Posted by Kelvin on 16 Sep 2013 at 03:45 pm | Tagged as: Lucene / Solr / Elasticsearch / Nutch
Solr has a number of Autocomplete implementations which are great for most purposes. However, a client of mine recently had some fairly specific requirements for autocomplete:
1. phrase-based substring matching
2. out-of-order matches ('foo bar' should match 'the bar is foo')
3. fallback matching to a secondary field when substring matches on the primary field fails, e.g. 'windstopper jac' doesn't match anything on the 'title' field, but matches on the 'category' field
The most direct way to model this would probably have been to create a separate Solr core and use ngram + shingles indexing and Solr queries to obtain results. However, because the index was fairly small, I decided to go with an in-memory approach.
The general strategy was:
1. For each entry in the primary field, create ngram tokens, adding entries to a Guava Table, where key was ngram, column was string, and value was a distance score.

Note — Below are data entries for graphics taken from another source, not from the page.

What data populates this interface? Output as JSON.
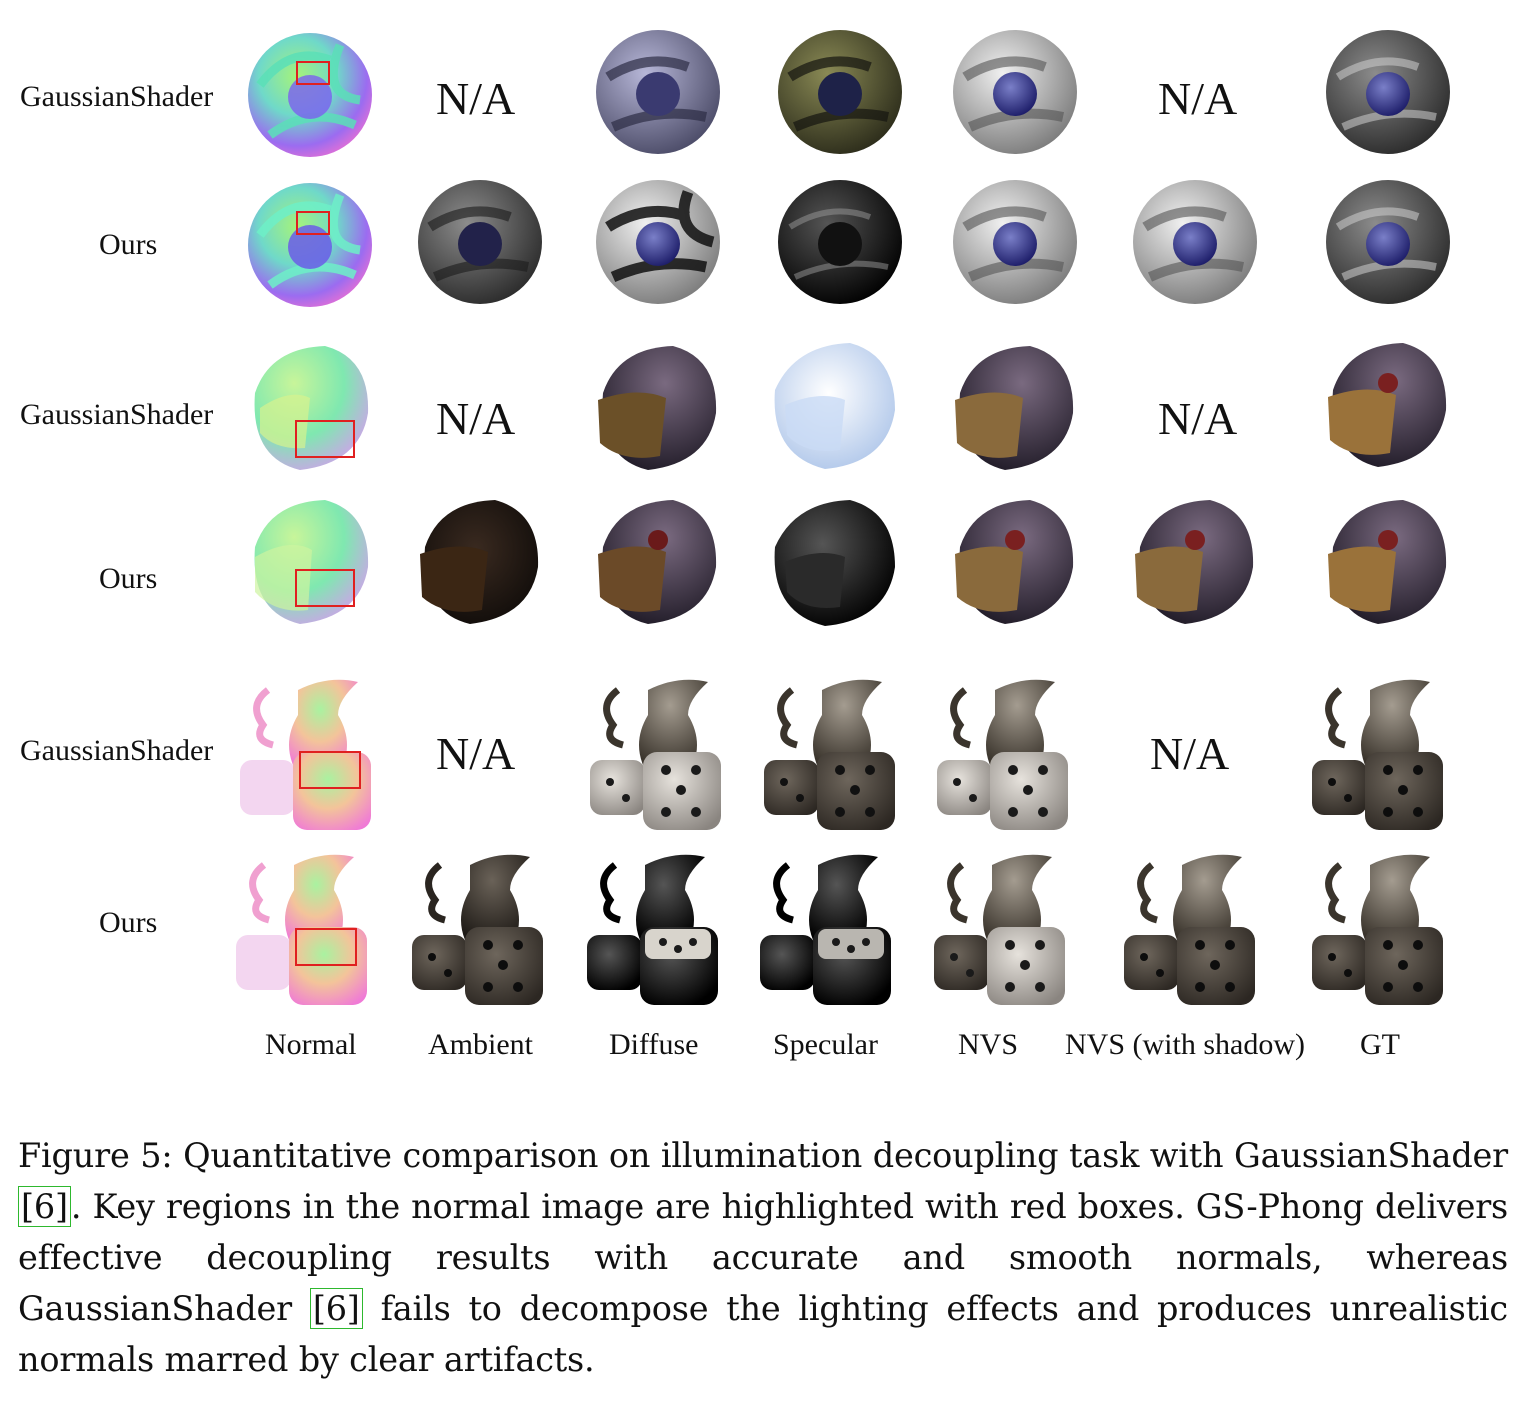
{
  "rows": [
    {
      "label": "GaussianShader"
    },
    {
      "label": "Ours"
    },
    {
      "label": "GaussianShader"
    },
    {
      "label": "Ours"
    },
    {
      "label": "GaussianShader"
    },
    {
      "label": "Ours"
    }
  ],
  "na_text": "N/A",
  "columns": [
    "Normal",
    "Ambient",
    "Diffuse",
    "Specular",
    "NVS",
    "NVS (with shadow)",
    "GT"
  ],
  "caption": {
    "p1": "Figure 5: Quantitative comparison on illumination decoupling task with GaussianShader ",
    "cite1": "[6]",
    "p2": ". Key regions in the normal image are highlighted with red boxes. GS-Phong delivers effective decoupling results with accurate and smooth normals, whereas GaussianShader ",
    "cite2": "[6]",
    "p3": " fails to decompose the lighting effects and produces unrealistic normals marred by clear artifacts."
  },
  "colors": {
    "highlight_box": "#e02020",
    "citation_box": "#2eb82e"
  }
}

2. For each entry in the secondary field, create ngram tokens and add entries to a Guava Multimap, where key was ngram, and value was term.
3. When a autocomplete query is received, split it by space, then do lookups against the primary Table.
4. If no matches were found, lookup against the secondary Multimap
5. Return results.
The scoring for the primary Table was a simple one based on length of word and distance of token from the start of the string.